Pretotyping a Product That Doesn’t Yet Exist
1 June, 2021

VP Engineering at Next Insurance
Problem
Before we set out to build a product, we should always be asking ourselves: what do people really want to buy?
What is “pretotyping”? Essentially, you are testing the waters with a group of people in your chosen demographic. The product that you wish to share with them does not yet exist. This is even before you build a prototype. The purpose of the exercise is to see what they still need but are not getting from yourself or the competition yet. Through these means, you are able to test the viability of more disruptive, innovative ideas that would never gain any traction without data to support the potential for product-market fit.

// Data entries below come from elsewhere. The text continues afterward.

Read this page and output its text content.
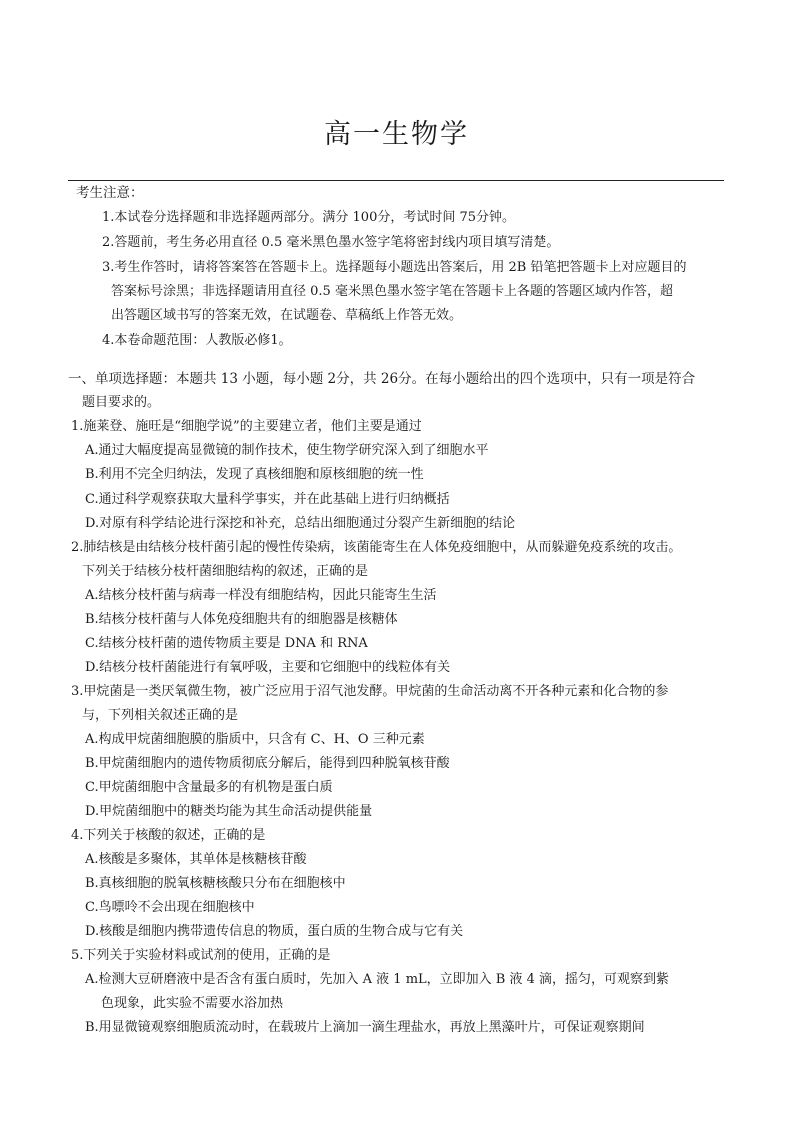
高一生物学
考生注意：
1.本试卷分选择题和非选择题两部分。满分 100分，考试时间 75分钟。
2.答题前，考生务必用直径 0.5 毫米黑色墨水签字笔将密封线内项目填写清楚。
3.考生作答时，请将答案答在答题卡上。选择题每小题选出答案后，用 2B 铅笔把答题卡上对应题目的
答案标号涂黑；非选择题请用直径 0.5 毫米黑色墨水签字笔在答题卡上各题的答题区域内作答，超
出答题区域书写的答案无效，在试题卷、草稿纸上作答无效。
4.本卷命题范围：人教版必修1。
一、单项选择题：本题共 13 小题，每小题 2分，共 26分。在每小题给出的四个选项中，只有一项是符合
题目要求的。
1.施莱登、施旺是“细胞学说”的主要建立者，他们主要是通过
A.通过大幅度提高显微镜的制作技术，使生物学研究深入到了细胞水平
B.利用不完全归纳法，发现了真核细胞和原核细胞的统一性
C.通过科学观察获取大量科学事实，并在此基础上进行归纳概括
D.对原有科学结论进行深挖和补充，总结出细胞通过分裂产生新细胞的结论
2.肺结核是由结核分枝杆菌引起的慢性传染病，该菌能寄生在人体免疫细胞中，从而躲避免疫系统的攻击。
下列关于结核分枝杆菌细胞结构的叙述，正确的是
A.结核分枝杆菌与病毒一样没有细胞结构，因此只能寄生生活
B.结核分枝杆菌与人体免疫细胞共有的细胞器是核糖体
C.结核分枝杆菌的遗传物质主要是 DNA 和 RNA
D.结核分枝杆菌能进行有氧呼吸，主要和它细胞中的线粒体有关
3.甲烷菌是一类厌氧微生物，被广泛应用于沼气池发酵。甲烷菌的生命活动离不开各种元素和化合物的参
与，下列相关叙述正确的是
A.构成甲烷菌细胞膜的脂质中，只含有 C、H、O 三种元素
B.甲烷菌细胞内的遗传物质彻底分解后，能得到四种脱氧核苷酸
C.甲烷菌细胞中含量最多的有机物是蛋白质
D.甲烷菌细胞中的糖类均能为其生命活动提供能量
4.下列关于核酸的叙述，正确的是
A.核酸是多聚体，其单体是核糖核苷酸
B.真核细胞的脱氧核糖核酸只分布在细胞核中
C.鸟嘌呤不会出现在细胞核中
D.核酸是细胞内携带遗传信息的物质，蛋白质的生物合成与它有关
5.下列关于实验材料或试剂的使用，正确的是
A.检测大豆研磨液中是否含有蛋白质时，先加入 A 液 1 mL，立即加入 B 液 4 滴，摇匀，可观察到紫
色现象，此实验不需要水浴加热
B.用显微镜观察细胞质流动时，在载玻片上滴加一滴生理盐水，再放上黑藻叶片，可保证观察期间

We sell different types of insurance to people, and wanted to know what type we should prioritize next in terms of development. We utilized the “fake door” method of information-gathering to learn more.
Actions taken
How we went about this was through the use of a landing page — it looked like a website, but, really, was just a “fake” door” facade with nothing actually behind it. On it, there was a menu that presented the visitor with several options of insurance. They were prompted to select the choice that they would be most interested in purchasing a policy for. Traffic was brought in through Google keywords that we had bought. It wasn’t cheap, but the insight that we gained was invaluable.
What would have been much more expensive would be going through all of the time and labor of actually building a product, just to find out that nobody is interested in. We were able to see which options drove the largest amount of our foot traffic, what people would choose on the page and so on. Based off of this data, we were able to decide what we should be developing first.
This comes before the prototype — there was no product at all. We had successfully used our fake door to see what people would be interested in and which option to actually build implementation behind. You can do the same thing with features inside of an existing product, as well. You present the reports to your teams and product managers, and you make it easier for them to see where the company should be moving toward.
Lessons learned
- Gathering feedback can be as simple as adding a “like” button to items in an e-commerce context. You get to see if people are actually interested or not. If they’re not interested enough to click a button, why build anything behind it?
- You can provide value in this way without wasting resources on a product or feature without any real product-market fit. Gathering insight will show you where you may be better off, or where you should be dedicating more time.
- When looking to partake in this sort of experiment, define your hypothesis clearly and establish metrics to be looking for while you set out to prove it.